Duhigg then returns to the Pepsodent example and explains that the difference between Pepsodent and other toothpastes wasn’t the ability to remove the natural film that develops on the teeth, but a citrus ingredient that made the mouth tingle. It was that tingle that consumers respond to, and even though it has nothing to do with cleaning the teeth, you will find it in all toothpastes on the market today because consumers unconsciously associate that feeling with an idea that the product is working.

The Power of Habit – The Habit Loop

Chapter 1 in Duhigg’s book is The Habit Loop: How Habits Work. It starts with the case of EP, who in 1993 lost a portion of his brain to viral encephalitis. EP was not able to recall anything recent, but his long-term memory seemed to be unaffected. His wife was told she would need to keep a close eye on him, as he would not remember that he had amnesia and his home would seem unfamiliar. However, researchers found that he would regularly take walks and find his way home without any problems, despite not being able to verbalize how to do so: “…the visitor asked Eugene where he lived. ‘I don’t know, exactly,’ he said. Then he walked up his sidewalk, opened his front door…”

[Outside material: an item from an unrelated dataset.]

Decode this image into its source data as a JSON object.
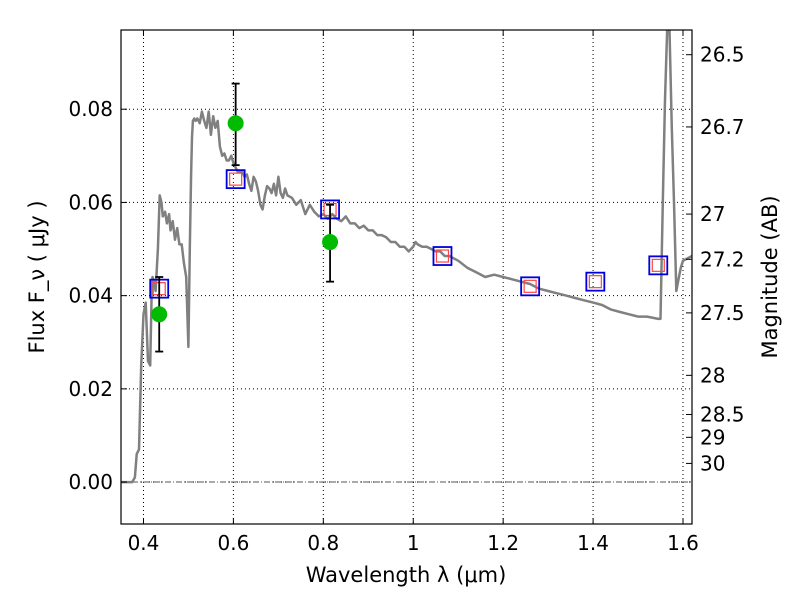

Researchers hypothesized that this ability to form habits had somethign to do with the basal ganglia, and studies on rats seemed to show that the basal ganglia was central to recalling patterns and acting on them. The brain essentially looks for cues at the beginning of a routine task, then when it recognizes a cue it goes on a sort of auto-pilot as the routine takes over, and finally there is a reward once the task is completed successfully. This cue-routine-reward process is what Duhigg calls The Habit Loop.

The reason the habit loop is important is precisely because the brain shuts down during the routine. So once a habit is formed, unless you deliberately fight it, the pattern will unfold automatically.

Research shows that these routines and habits never really go away – even if we replace them with something else for a long period of time. This can be positive, like the way you never forget how to ride a bicycle. But it also highlights the difficulty of breaking bad habits when repeatedly exposed to the same old cues. The key, then, is to be very conscious of the cues and rewards if we want to change routines.